276. Neck and Back Pain

Neck Pain


Look for RF in the HPI. Morning stiffness: arthritis, night pain: malignancy, fever/night sweats: infection.

Radiculopathy: sharp, burning, intense pain into trapezius, periscapular, down arm.

Myelopathy: weakness including clumsy hands, gait, sexual/bladder incontinece.

Spurling sign: pressure to top of head with extension/lateral rotation produces radiculopathy pain to ipsilateral side. Same with valsalva.

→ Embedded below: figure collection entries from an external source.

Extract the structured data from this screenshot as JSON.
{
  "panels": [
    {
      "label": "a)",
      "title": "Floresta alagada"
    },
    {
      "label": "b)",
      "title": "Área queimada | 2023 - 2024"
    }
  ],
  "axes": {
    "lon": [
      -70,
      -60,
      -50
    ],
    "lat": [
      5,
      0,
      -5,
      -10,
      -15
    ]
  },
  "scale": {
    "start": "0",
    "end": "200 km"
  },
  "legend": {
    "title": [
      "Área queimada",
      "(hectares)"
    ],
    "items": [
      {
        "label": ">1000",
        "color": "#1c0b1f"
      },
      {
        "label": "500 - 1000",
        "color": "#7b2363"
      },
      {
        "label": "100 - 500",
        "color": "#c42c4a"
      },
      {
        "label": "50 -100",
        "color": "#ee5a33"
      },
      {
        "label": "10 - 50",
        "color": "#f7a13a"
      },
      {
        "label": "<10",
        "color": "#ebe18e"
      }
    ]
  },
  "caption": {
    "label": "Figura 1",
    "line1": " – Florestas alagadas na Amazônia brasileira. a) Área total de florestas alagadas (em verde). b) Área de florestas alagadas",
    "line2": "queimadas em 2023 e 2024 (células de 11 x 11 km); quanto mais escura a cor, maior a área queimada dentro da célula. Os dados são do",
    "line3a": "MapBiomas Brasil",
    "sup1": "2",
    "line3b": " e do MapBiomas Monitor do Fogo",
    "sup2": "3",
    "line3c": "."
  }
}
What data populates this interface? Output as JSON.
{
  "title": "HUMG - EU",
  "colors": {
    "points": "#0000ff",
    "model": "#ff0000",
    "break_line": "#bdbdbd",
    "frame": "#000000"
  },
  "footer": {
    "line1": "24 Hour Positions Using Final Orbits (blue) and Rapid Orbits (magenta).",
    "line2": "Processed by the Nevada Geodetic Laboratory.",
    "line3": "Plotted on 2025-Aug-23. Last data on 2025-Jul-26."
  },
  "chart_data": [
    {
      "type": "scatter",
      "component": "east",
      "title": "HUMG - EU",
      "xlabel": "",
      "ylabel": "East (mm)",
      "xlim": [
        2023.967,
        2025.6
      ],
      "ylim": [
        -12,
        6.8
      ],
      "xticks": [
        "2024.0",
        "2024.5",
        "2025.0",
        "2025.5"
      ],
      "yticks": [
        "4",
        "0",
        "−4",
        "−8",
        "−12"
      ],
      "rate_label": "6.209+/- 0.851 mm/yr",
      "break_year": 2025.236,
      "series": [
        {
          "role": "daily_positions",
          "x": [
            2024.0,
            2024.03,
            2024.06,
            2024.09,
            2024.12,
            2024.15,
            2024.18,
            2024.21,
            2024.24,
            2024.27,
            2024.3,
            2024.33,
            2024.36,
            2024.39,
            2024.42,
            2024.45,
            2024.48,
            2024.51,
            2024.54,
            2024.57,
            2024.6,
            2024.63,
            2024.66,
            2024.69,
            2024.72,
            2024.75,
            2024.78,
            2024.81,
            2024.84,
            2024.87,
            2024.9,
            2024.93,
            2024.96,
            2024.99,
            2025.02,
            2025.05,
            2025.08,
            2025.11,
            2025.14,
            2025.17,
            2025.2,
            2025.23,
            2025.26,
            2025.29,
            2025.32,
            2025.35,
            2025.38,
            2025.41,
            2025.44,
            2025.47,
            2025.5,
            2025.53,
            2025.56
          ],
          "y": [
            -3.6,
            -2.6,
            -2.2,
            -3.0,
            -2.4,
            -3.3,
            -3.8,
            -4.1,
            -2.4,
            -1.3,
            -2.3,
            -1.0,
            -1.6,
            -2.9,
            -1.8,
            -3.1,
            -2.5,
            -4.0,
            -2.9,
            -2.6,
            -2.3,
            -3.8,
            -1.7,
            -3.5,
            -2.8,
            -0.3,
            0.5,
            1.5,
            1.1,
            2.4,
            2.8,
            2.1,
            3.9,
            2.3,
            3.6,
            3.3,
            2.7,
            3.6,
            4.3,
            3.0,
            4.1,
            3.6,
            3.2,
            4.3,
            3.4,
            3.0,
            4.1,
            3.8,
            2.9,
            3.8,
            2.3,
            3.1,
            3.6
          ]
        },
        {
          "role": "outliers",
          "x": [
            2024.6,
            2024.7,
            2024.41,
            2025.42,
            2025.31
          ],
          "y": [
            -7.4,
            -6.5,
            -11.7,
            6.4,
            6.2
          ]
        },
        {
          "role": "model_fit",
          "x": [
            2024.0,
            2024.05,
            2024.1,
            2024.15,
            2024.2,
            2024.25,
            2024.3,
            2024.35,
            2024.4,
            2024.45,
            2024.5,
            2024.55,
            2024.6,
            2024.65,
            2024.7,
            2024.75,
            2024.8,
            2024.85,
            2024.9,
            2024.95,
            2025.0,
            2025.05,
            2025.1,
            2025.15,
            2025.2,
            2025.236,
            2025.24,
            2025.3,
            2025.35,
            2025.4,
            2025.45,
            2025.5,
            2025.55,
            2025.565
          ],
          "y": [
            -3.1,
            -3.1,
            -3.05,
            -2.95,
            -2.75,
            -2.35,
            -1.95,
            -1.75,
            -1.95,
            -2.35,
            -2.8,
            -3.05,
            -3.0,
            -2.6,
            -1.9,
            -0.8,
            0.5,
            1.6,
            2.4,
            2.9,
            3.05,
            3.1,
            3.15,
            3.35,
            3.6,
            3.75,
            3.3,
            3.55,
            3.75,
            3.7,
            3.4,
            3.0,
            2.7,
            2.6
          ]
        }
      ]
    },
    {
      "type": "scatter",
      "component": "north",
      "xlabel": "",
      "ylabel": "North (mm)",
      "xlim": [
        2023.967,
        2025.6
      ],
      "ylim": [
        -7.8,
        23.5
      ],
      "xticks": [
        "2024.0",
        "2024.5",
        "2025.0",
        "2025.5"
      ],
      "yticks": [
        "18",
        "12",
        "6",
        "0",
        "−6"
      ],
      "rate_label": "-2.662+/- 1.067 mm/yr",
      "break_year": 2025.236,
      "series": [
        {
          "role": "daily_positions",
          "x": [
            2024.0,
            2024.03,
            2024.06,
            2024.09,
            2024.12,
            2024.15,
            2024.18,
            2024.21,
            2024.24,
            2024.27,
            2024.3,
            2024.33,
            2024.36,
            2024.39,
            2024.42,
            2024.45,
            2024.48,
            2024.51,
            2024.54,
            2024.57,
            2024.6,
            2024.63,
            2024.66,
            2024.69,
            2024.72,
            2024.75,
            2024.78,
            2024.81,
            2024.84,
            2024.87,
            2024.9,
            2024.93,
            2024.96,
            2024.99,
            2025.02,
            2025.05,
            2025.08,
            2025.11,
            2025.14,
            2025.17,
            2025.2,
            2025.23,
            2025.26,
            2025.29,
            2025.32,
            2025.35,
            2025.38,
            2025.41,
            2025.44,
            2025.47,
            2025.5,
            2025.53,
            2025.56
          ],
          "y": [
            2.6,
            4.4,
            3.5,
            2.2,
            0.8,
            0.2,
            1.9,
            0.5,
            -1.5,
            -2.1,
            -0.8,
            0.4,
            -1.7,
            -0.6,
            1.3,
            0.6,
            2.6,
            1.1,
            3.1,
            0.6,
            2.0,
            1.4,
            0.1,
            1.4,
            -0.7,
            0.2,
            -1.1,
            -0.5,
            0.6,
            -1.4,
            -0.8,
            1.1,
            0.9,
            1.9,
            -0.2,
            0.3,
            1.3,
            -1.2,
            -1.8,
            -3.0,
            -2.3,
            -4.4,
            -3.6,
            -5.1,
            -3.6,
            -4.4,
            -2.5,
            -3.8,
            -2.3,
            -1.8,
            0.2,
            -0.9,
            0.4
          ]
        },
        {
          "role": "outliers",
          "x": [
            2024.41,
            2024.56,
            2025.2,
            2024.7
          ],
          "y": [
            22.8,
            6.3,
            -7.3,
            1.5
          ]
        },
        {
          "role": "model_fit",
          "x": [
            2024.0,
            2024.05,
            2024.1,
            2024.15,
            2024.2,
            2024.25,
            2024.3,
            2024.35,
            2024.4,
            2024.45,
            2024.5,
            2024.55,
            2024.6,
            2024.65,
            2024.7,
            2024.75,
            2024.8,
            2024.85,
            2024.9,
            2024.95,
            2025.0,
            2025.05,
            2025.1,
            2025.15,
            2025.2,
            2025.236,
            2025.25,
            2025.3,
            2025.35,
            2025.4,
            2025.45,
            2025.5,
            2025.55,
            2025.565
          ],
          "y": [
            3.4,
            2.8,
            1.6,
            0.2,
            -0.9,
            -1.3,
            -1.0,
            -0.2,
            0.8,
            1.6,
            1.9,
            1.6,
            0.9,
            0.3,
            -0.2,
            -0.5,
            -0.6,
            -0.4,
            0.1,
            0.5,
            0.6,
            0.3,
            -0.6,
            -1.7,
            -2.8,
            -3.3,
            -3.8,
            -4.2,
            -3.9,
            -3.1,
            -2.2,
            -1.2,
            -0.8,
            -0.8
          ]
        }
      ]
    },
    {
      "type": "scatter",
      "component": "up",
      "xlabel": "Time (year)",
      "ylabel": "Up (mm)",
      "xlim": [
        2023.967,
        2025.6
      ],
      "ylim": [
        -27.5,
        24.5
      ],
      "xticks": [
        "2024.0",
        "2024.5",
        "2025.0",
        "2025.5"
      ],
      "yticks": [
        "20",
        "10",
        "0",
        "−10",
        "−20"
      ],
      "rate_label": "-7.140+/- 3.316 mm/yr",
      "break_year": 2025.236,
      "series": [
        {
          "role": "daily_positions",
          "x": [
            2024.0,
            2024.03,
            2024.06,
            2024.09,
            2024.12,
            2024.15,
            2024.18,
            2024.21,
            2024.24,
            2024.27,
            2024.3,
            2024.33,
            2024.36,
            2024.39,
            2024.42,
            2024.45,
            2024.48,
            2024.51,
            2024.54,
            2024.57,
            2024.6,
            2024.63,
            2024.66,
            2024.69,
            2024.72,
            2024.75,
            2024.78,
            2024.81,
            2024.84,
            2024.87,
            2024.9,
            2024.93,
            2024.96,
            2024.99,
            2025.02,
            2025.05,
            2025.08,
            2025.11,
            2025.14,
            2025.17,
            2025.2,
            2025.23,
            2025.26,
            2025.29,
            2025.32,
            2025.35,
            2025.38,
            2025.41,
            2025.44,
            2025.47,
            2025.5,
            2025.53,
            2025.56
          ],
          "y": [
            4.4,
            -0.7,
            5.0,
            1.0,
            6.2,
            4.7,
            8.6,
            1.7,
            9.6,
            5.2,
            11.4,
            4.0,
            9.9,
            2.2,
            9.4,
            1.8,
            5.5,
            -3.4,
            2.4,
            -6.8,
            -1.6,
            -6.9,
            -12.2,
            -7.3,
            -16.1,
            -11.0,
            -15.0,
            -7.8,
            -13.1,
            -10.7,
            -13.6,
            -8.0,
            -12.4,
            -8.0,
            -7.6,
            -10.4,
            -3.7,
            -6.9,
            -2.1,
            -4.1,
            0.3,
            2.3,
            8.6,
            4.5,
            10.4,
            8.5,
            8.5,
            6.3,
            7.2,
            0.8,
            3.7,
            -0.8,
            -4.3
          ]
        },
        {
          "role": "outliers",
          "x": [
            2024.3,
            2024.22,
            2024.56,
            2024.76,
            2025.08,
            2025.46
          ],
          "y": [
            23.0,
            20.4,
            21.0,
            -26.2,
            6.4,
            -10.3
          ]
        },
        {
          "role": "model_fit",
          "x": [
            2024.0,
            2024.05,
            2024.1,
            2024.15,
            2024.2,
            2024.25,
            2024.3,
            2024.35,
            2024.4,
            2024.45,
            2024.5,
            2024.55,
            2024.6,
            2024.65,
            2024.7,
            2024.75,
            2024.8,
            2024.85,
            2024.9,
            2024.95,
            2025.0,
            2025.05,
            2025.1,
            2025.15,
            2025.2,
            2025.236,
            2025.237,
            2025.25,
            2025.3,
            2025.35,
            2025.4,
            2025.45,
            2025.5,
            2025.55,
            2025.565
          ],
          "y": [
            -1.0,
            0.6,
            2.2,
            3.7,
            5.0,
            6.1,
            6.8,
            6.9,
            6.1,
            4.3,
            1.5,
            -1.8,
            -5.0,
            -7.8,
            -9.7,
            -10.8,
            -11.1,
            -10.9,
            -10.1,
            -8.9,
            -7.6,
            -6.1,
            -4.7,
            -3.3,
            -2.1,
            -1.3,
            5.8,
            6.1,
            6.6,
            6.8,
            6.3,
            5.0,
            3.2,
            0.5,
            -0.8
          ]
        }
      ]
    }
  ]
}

Aductor relief sign: placing hand on top of head for relief.

Lhermitter sign: neck flexion causes pain down whole spine into legs with cord compression.

Hoffman sign: flicking tip of middle finger causes pain into neck.

MRI recommended for neck pain with neuro signs/symptoms. IV contrast for r/o abscess.


Atlantoaxial instability: C1 on C2 instability in rheumatic disease (RA, ankylosing arthritis, psoriatic spondylopathy) leading to spontaneous subluxation or with trivial trauma.

Whiplash: access-decel trauma; pain/stiffness with paracervical muscle tenderness. Pain delayed. Consider using NEXUS to r/o unstable neck injury.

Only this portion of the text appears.